Each day, about 2.5 billion prompts are submitted to ChatGPT, with it quadrupling its weekly annually. And with higher use of artificial intelligence and large language models such as ChatGPT, increasing amounts of energy and water are needed to sustain them.
Water is vital for LLMs for various reasons. LLMs use large data centers which require vast supplies of water for cooling. On top of that, they also need water for training AI and prompt responses.
Jenna Mu, a junior at The Kehillah School and member of Palo Alto’s Student Climate Coalition, said the use of generative AI models and the resources required for their operations disproportionately affects disadvantaged populations.
“The large data centers that help run AI are often being put in areas that were historically redlined and in usually lower income communities,” Mu said. “ All of the processing wastes energy, and this can deplete water from communities who really need it.”
Despite this, Mu said AI has the potential to make up for these environmental effects.
“AI is an incredible tool for researching possible sustainable energy and scientific innovation in general that would be really beneficial to combating climate change,” Mu said.

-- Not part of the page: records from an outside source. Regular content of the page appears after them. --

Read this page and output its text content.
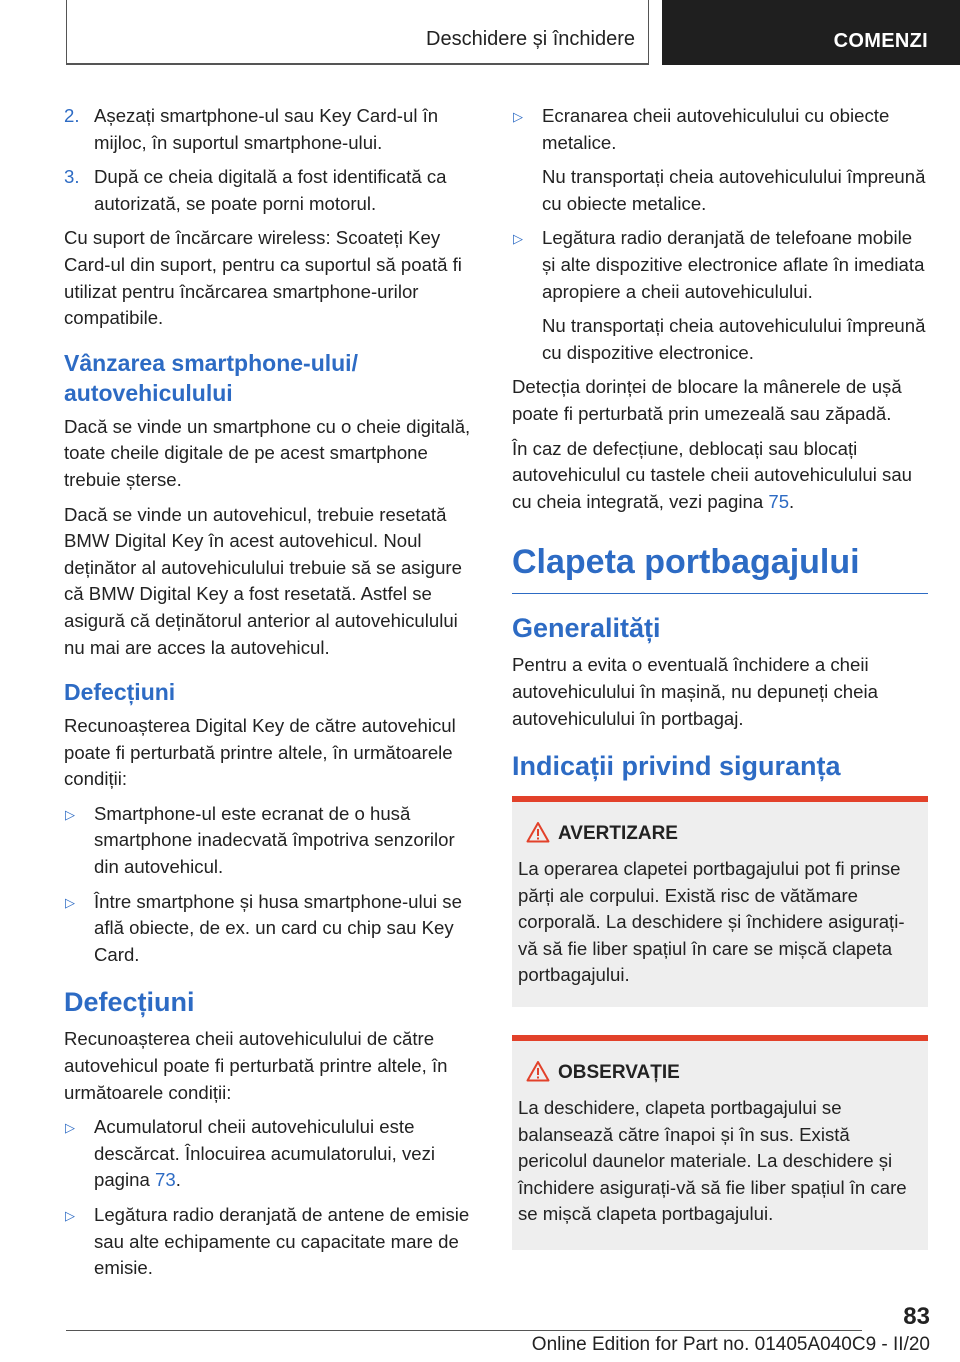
Deschidere și închidere	COMENZI
2. Așezați smartphone-ul sau Key Card-ul în mijloc, în suportul smartphone-ului.
3. După ce cheia digitală a fost identificată ca autorizată, se poate porni motorul.

Cu suport de încărcare wireless: Scoateți Key Card-ul din suport, pentru ca suportul să poată fi utilizat pentru încărcarea smartphone-urilor compatibile.

Vânzarea smartphone-ului/ autovehiculului

Dacă se vinde un smartphone cu o cheie digitală, toate cheile digitale de pe acest smartphone trebuie șterse.

Dacă se vinde un autovehicul, trebuie resetată BMW Digital Key în acest autovehicul. Noul deținător al autovehiculului trebuie să se asigure că BMW Digital Key a fost resetată. Astfel se asigură că deținătorul anterior al autovehiculului nu mai are acces la autovehicul.

Defecțiuni

Recunoașterea Digital Key de către autovehicul poate fi perturbată printre altele, în următoarele condiții:

▷ Smartphone-ul este ecranat de o husă smartphone inadecvată împotriva senzorilor din autovehicul.
▷ Între smartphone și husa smartphone-ului se află obiecte, de ex. un card cu chip sau Key Card.
Defecțiuni

Recunoașterea cheii autovehiculului de către autovehicul poate fi perturbată printre altele, în următoarele condiții:

▷ Acumulatorul cheii autovehiculului este descărcat. Înlocuirea acumulatorului, vezi pagina 73.
▷ Legătura radio deranjată de antene de emisie sau alte echipamente cu capacitate mare de emisie.
▷ Ecranarea cheii autovehiculului cu obiecte metalice.
Nu transportați cheia autovehiculului împreună cu obiecte metalice.
▷ Legătura radio deranjată de telefoane mobile și alte dispozitive electronice aflate în imediata apropiere a cheii autovehiculului.
Nu transportați cheia autovehiculului împreună cu dispozitive electronice.

Detecția dorinței de blocare la mânerele de ușă poate fi perturbată prin umezeală sau zăpadă.

În caz de defecțiune, deblocați sau blocați autovehiculul cu tastele cheii autovehiculului sau cu cheia integrată, vezi pagina 75.

Clapeta portbagajului
Generalități

Pentru a evita o eventuală închidere a cheii autovehiculului în mașină, nu depuneți cheia autovehiculului în portbagaj.

Indicații privind siguranța
AVERTIZARE
La operarea clapetei portbagajului pot fi prinse părți ale corpului. Există risc de vătămare corporală. La deschidere și închidere asigurați-vă să fie liber spațiul în care se mișcă clapeta portbagajului.
OBSERVAȚIE
La deschidere, clapeta portbagajului se balansează către înapoi și în sus. Există pericolul daunelor materiale. La deschidere și închidere asigurați-vă să fie liber spațiul în care se mișcă clapeta portbagajului.
83
Online Edition for Part no. 01405A040C9 - II/20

But Mu said AI and LLM’s are currently doing more harm than good for the environment.
“As it is currently being used right now and currently being trained and run, there is really just a disproportionate impact on just energy use, water usage and basically all the kinds of tangible things that it takes to run a large language learning model,” Mu said. “It’s really hitting hard currently, at this very moment, communities who are already disproportionately impacted by climate change.”

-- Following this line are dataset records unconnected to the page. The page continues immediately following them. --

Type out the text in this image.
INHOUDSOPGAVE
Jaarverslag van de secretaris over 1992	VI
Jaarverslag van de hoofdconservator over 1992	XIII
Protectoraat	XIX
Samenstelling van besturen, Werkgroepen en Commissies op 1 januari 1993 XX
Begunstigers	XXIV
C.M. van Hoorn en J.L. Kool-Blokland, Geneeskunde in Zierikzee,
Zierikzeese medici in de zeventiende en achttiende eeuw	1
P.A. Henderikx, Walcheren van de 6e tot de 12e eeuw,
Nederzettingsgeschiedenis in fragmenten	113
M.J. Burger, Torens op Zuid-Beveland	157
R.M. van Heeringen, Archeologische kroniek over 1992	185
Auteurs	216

Despite the harms, senior and President of the AI Club, David Wu said the benefits AI and LLMs provide for innovation cannot be ignored.

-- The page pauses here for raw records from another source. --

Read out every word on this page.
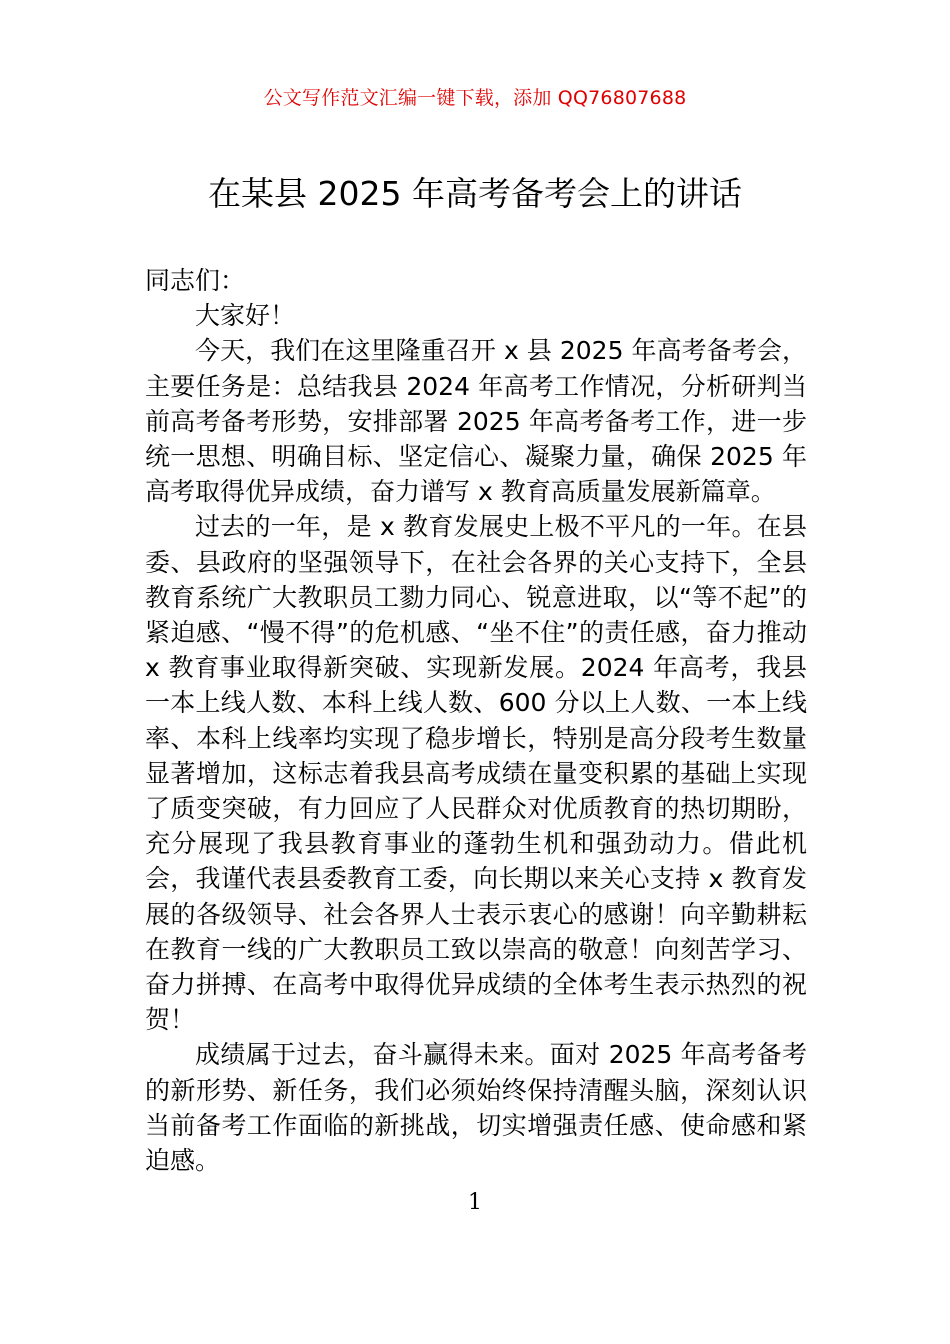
公文写作范文汇编一键下载，添加 QQ76807688
在某县 2025 年高考备考会上的讲话

同志们：

大家好！

今天，我们在这里隆重召开 x 县 2025 年高考备考会，主要任务是：总结我县 2024 年高考工作情况，分析研判当前高考备考形势，安排部署 2025 年高考备考工作，进一步统一思想、明确目标、坚定信心、凝聚力量，确保 2025 年高考取得优异成绩，奋力谱写 x 教育高质量发展新篇章。

过去的一年，是 x 教育发展史上极不平凡的一年。在县委、县政府的坚强领导下，在社会各界的关心支持下，全县教育系统广大教职员工勠力同心、锐意进取，以“等不起”的紧迫感、“慢不得”的危机感、“坐不住”的责任感，奋力推动 x 教育事业取得新突破、实现新发展。2024 年高考，我县一本上线人数、本科上线人数、600 分以上人数、一本上线率、本科上线率均实现了稳步增长，特别是高分段考生数量显著增加，这标志着我县高考成绩在量变积累的基础上实现了质变突破，有力回应了人民群众对优质教育的热切期盼，充分展现了我县教育事业的蓬勃生机和强劲动力。借此机会，我谨代表县委教育工委，向长期以来关心支持 x 教育发展的各级领导、社会各界人士表示衷心的感谢！向辛勤耕耘在教育一线的广大教职员工致以崇高的敬意！向刻苦学习、奋力拼搏、在高考中取得优异成绩的全体考生表示热烈的祝贺！

成绩属于过去，奋斗赢得未来。面对 2025 年高考备考的新形势、新任务，我们必须始终保持清醒头脑，深刻认识当前备考工作面临的新挑战，切实增强责任感、使命感和紧迫感。

1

“I would see it more as a tool for progress,” Wu said. “I think that there’s a lot of beneficial applications of AI, for example, in the medical space, in the legal space. People are developing ways of making it more energy efficient.”
Wu also said AI and LLMs can be helpful tools for learning.
“In Silicon Valley and in industry in general, there’s a lot of ways to use AI to increase productivity,” Wu said. “So, you know, humans don’t have to do a lot of basic tasks, and instead, can move on to, you know, higher level or creative tasks.”
However, Mu said she hopes high school students will be more considerate with their use of AI and LLMs because of the consequences that they can have.
“It’s really good to be conscious of AI use, especially for things such as schoolwork, where it’s something like, for example, you have a math assignment that you want to finish, but you don’t really want to look in the textbook to figure it out,” Mu said.
Senior Dylan Liao, who has used AI to help organize his work, agrees. He said learning about the environmental effects of AI and LLM has made him rethink how he should use it.
“It changes the way you look at it,” Liao said. “I didn’t realize it uses that much water, but if it uses that much water, then maybe I’ll look into using other sources, or maybe just trying to find sites like Reddit or like Quora, to answer my questions instead of using AI.”
Ultimately, Wu said he hopes governments restrict locations where data centers can be built.
“When you’re building the data center, you want to make sure that it doesn’t limit the local community’s access to water and electricity,” Wu said. “I think that this is something that maybe we could have some regulation (around) to make sure that we’re not harming the communities around them when we build data.”